There were a lot of other things that I liked about this story so many of the secondary characters Jess, Levi and yes, even Casey ended up being more than he seemed at first. It was nice to see some of the characters from the previous books Colin and Riley at the beginning and again along with Justin and Landry in the epilogue (which was really yummy icing on the cake by the way).
Now, I'm going take a minute to talk about the parental units because I tend to like to do that and truthfully this time it's not to rant or say how disappointed/frustrated/whatever that I am with the representation of parents...nope, it's because I loved them...both sets of parents were a win with me.

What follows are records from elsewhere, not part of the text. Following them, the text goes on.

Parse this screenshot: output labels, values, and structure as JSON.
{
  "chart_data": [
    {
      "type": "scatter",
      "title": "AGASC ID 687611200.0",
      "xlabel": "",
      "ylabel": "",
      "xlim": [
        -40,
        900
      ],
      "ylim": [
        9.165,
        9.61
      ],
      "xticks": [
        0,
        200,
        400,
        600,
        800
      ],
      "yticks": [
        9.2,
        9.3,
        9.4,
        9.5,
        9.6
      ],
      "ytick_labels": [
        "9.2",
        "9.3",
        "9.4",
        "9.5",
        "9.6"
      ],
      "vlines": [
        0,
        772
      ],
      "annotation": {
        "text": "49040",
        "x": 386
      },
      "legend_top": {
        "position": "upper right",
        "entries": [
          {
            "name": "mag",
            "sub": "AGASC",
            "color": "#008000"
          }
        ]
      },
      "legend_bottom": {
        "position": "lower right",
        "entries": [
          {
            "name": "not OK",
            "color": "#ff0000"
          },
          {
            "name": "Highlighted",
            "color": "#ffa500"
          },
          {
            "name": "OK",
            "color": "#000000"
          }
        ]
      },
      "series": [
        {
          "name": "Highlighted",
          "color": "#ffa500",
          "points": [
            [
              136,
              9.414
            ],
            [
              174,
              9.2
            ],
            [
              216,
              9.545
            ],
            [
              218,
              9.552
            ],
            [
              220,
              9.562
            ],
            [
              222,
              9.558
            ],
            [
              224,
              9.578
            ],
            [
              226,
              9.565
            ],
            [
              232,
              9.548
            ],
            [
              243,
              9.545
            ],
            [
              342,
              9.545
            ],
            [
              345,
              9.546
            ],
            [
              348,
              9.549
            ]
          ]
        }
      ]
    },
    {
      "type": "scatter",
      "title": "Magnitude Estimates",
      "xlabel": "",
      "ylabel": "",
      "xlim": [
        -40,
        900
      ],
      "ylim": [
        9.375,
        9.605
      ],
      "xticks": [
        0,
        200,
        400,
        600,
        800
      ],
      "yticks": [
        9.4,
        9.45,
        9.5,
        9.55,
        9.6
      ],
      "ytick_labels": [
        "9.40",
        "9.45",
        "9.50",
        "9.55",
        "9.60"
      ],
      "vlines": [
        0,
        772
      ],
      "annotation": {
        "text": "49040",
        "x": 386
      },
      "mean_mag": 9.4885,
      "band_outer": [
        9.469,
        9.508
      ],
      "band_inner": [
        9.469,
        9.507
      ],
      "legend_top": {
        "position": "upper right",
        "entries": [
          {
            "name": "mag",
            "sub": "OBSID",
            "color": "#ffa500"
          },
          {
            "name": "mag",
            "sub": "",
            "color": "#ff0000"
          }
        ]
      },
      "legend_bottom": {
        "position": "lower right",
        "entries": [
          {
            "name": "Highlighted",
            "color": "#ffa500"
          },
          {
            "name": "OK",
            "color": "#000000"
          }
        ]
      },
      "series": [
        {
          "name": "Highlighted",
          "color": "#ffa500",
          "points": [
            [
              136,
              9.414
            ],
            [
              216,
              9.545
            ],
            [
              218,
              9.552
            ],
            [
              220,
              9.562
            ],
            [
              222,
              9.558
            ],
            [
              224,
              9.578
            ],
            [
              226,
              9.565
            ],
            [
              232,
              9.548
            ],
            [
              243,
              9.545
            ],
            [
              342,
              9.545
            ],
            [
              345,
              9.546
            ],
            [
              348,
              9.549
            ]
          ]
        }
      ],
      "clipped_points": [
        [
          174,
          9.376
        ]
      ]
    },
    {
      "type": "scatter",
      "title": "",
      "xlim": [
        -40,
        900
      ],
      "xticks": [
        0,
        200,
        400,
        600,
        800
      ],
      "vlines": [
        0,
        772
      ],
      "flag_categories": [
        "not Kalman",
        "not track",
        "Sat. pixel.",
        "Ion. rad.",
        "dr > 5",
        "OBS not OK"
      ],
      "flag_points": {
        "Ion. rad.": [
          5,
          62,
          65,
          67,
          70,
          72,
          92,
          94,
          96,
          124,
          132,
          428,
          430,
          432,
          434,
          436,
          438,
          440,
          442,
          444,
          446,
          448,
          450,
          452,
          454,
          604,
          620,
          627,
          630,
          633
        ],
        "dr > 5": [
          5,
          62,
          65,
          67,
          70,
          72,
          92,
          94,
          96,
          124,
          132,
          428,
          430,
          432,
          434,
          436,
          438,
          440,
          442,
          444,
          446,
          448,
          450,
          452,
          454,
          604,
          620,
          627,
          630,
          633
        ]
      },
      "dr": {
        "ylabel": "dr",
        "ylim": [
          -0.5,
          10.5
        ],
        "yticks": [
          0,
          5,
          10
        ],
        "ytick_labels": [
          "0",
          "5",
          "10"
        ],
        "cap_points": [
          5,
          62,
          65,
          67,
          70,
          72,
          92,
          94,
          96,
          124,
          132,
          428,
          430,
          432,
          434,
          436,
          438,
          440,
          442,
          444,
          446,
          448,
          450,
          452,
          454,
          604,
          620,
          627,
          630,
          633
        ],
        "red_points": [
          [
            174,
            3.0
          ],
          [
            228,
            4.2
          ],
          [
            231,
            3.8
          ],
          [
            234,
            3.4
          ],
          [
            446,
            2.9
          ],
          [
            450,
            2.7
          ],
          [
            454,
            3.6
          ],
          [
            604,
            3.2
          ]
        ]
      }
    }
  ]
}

Admittedly Quinn's parents weren't perfect and maybe that's a big part of why I liked them. Being a parent isn't about being perfect it's about doing your best and giving your children that unconditional love that every child deserves from us as parents, but it's also about knowing when to let go, to have faith that what you did in raising your child(ren) was enough. I questioned whether this would happen for Quinn but it did and for me there was a touch of reality to it that...well, truthfully, made my chest feel a little tight and my heart ache for a bit because I remember that feeling. The one where you hope that as a parent you were enough, you did a good job but you realize that it's time to let go. So while it was a very small part of the book the scene where Quinn tells his parents what he's decided for his future was definitely one of my favorite parts.
Next we have Jay's parents very different from Quinn's but just as warm and real. So yeah, one of the things I really liked about this book was that there were no crappy parents but there weren't those parents that make the rest of us feel like we'll just never measure up either. There were just 2 sets of parents who loved their kids and did the best they could with what they had and who they were...just like what often happens out in the real world.
You probably don't need to read the first two books to enjoy this one but seriously, why read one awesome story when you can read 3?
Ironically I started out giving this book 4 stars and as I was writing my review I realized that I loved and enjoyed this book every bit as much as the first two so I'm changing that now and just like the first two books this one gets 5 fully focused stars because I can't think of one valid reason why it shouldn't.